LA HORA DE CUBA HA LLEGADO
Y ayer bien puede haber sido el día que de inicio a una política frontal contra el gobierno de la revolución en Cuba. Ya no se vería más gente pobre en las calles, todos los habitantes de la isla tendrían acceso a una educación digna y a un desarrollo sostenido. Al menos es lo que percibí entre líneas cuando escuché el discurso de George W. Bush anoche en los noticieros. Así es, ayer quedé sorprendido –no sé si debo decir gratamente- con el tono y con las palabras del mandatario norteamericano sobre la no aceptación de ninguna forma de diálogo con la nueva tiranía refiriéndose con bastante claridad a la transición que se pretende hacer en la isla en la que el gobierno quedaría en manos de Raúl Castro, hermano del desgastado Fidel. De momento y en el papel ya es así, pero para nadie es un misterio que la última palabra en las decisiones cubanas la sigue teniendo Fidel aun convaleciente y con la salud bastante maltrecha. Bush también dijo que su gobierno no iba a participar en ninguna iniciativa que suponga darle algún tipo de oxígeno al régimen cubano para que siga maltratando a su pueblo lo que hace indicar que Bush no pretende ni siquiera mandar a algún representante del gobierno norteamericano a participar en las actividades internacionales en las que Cuba tome parte. Esto, de concretarse, sería un precedente importante y a la vez un mensaje bastante claro para los otros gobiernos mundiales, sería una forma de decirles “están a favor del gobierno de los Estados Unidos o están en contra” sin dejar posibilidad de un término medio o siquiera de la indiferencia con que muchos países ven el caso cubano.

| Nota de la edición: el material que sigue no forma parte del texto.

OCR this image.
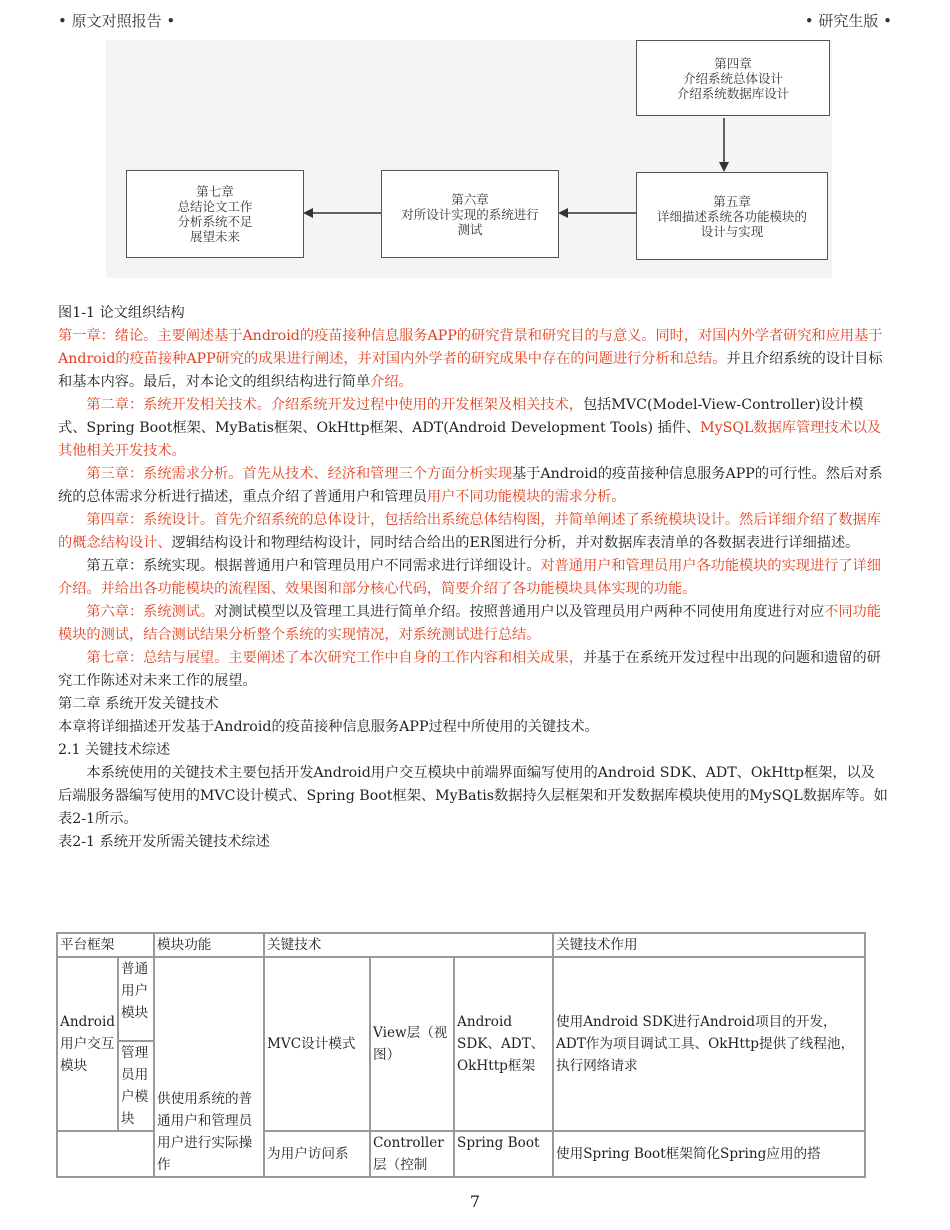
• 原文对照报告 •	• 研究生版 •
第四章
介绍系统总体设计
介绍系统数据库设计
第五章
详细描述系统各功能模块的
设计与实现
第六章
对所设计实现的系统进行
测试
第七章
总结论文工作
分析系统不足
展望未来

图1-1 论文组织结构

第一章：绪论。主要阐述基于Android的疫苗接种信息服务APP的研究背景和研究目的与意义。同时，对国内外学者研究和应用基于Android的疫苗接种APP研究的成果进行阐述，并对国内外学者的研究成果中存在的问题进行分析和总结。并且介绍系统的设计目标和基本内容。最后，对本论文的组织结构进行简单介绍。

第二章：系统开发相关技术。介绍系统开发过程中使用的开发框架及相关技术，包括MVC(Model-View-Controller)设计模式、Spring Boot框架、MyBatis框架、OkHttp框架、ADT(Android Development Tools) 插件、MySQL数据库管理技术以及其他相关开发技术。

第三章：系统需求分析。首先从技术、经济和管理三个方面分析实现基于Android的疫苗接种信息服务APP的可行性。然后对系统的总体需求分析进行描述，重点介绍了普通用户和管理员用户不同功能模块的需求分析。

第四章：系统设计。首先介绍系统的总体设计，包括给出系统总体结构图，并简单阐述了系统模块设计。然后详细介绍了数据库的概念结构设计、逻辑结构设计和物理结构设计，同时结合给出的ER图进行分析，并对数据库表清单的各数据表进行详细描述。

第五章：系统实现。根据普通用户和管理员用户不同需求进行详细设计。对普通用户和管理员用户各功能模块的实现进行了详细介绍。并给出各功能模块的流程图、效果图和部分核心代码，简要介绍了各功能模块具体实现的功能。

第六章：系统测试。对测试模型以及管理工具进行简单介绍。按照普通用户以及管理员用户两种不同使用角度进行对应不同功能模块的测试，结合测试结果分析整个系统的实现情况，对系统测试进行总结。

第七章：总结与展望。主要阐述了本次研究工作中自身的工作内容和相关成果，并基于在系统开发过程中出现的问题和遗留的研究工作陈述对未来工作的展望。

第二章 系统开发关键技术

本章将详细描述开发基于Android的疫苗接种信息服务APP过程中所使用的关键技术。

2.1 关键技术综述

本系统使用的关键技术主要包括开发Android用户交互模块中前端界面编写使用的Android SDK、ADT、OkHttp框架，以及后端服务器编写使用的MVC设计模式、Spring Boot框架、MyBatis数据持久层框架和开发数据库模块使用的MySQL数据库等。如表2-1所示。

表2-1 系统开发所需关键技术综述

平台框架		模块功能	关键技术			关键技术作用
Android用户交互模块	普通用户模块	供使用系统的普通用户和管理员用户进行实际操作	MVC设计模式	View层（视图）	Android SDK、ADT、OkHttp框架	使用Android SDK进行Android项目的开发，ADT作为项目调试工具、OkHttp提供了线程池，执行网络请求
	管理员用户模块					
			为用户访问系	Controller层（控制	Spring Boot	使用Spring Boot框架简化Spring应用的搭
7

En otro de los momentos de la disertación de Bush, el clímax pareció ser alcanzado de forma moderada cuando el mandatario norteamericano sostuvo que había llegado la hora de apoyar a los cubanos que desean un régimen democrático y de brindar ayuda al nuevo movimiento democrático que estaba surgiendo en la isla. Esta parte de su discurso si me pareció un tanto antojadiza y hasta manipuladora pues tal movimiento no se percibe con claridad en la comunidad mundial, quizá puede ser cierto, pero en todo caso no amerita una intervención norteamericana como la que parece avecinarse. No es algo tan palpable como la carrera armamentista o el desarrollo de armas nucleares de algunos estados de medio oriente, o las sospechas de financiamiento de grupos terroristas por parte de ciertos gobiernos en los que el gobierno de los Estados Unidos ha intervenido con frescura y de manera más que sustancial. Es más, me parece que ya de por sí, George Bush atravesó hace rato la barrera democrática al intervenir directamente sobre la política de otros gobiernos y sea de palabra u obra. Sin embargo con Cuba había sido distinto y como que Bush tenía cierta precaución en cuanto al tema de una intervención directa como es su estilo. Se había limitado a unas cuantas promesas vacías durante los años anteriores o simplemente a dar asilo a los refugiados que lograran llegar por sus propios medios a La Florida, sorteando autoridades y tiburones, aun cuando la represión en la frontera mexicana sea la otra cara de la moneda. Ahora la estrategia ha cambiado y George W. Bush ha propuesto, incluso, la creación de un fondo internacional millonario que financie el fomento de la democratización en Cuba, algo que ya los analistas más aguzados han calificado como un llamamiento oficial puesto que el discurso fue brindado en Washington y no en la Florida, donde se encuentra la mayor cantidad de refugiados cubanos.
Por otra parte debemos decir que quizá George W. Bush tenga información de primera mano acerca de la salud de Fidel Castro y que no ha compartido con el resto del mundo. Sólo así se explicaría el cambio repentino en la forma de referirse a los destinos cubanos, se respira un aire de gran confianza en las palabras de Bush, cualquiera pensaría que él conoce la hora exacta de la muerte de Fidel y que serviría de gatillo para disparar el nuevo plan norteamericano. Aunque por otra parte, un análisis menos apocalíptico nos indicaría que se trata de un discurso de rutina política enfocado en la obtención de votos de la comunidad cubano-estadounidense y sus nada despreciables millón de votos.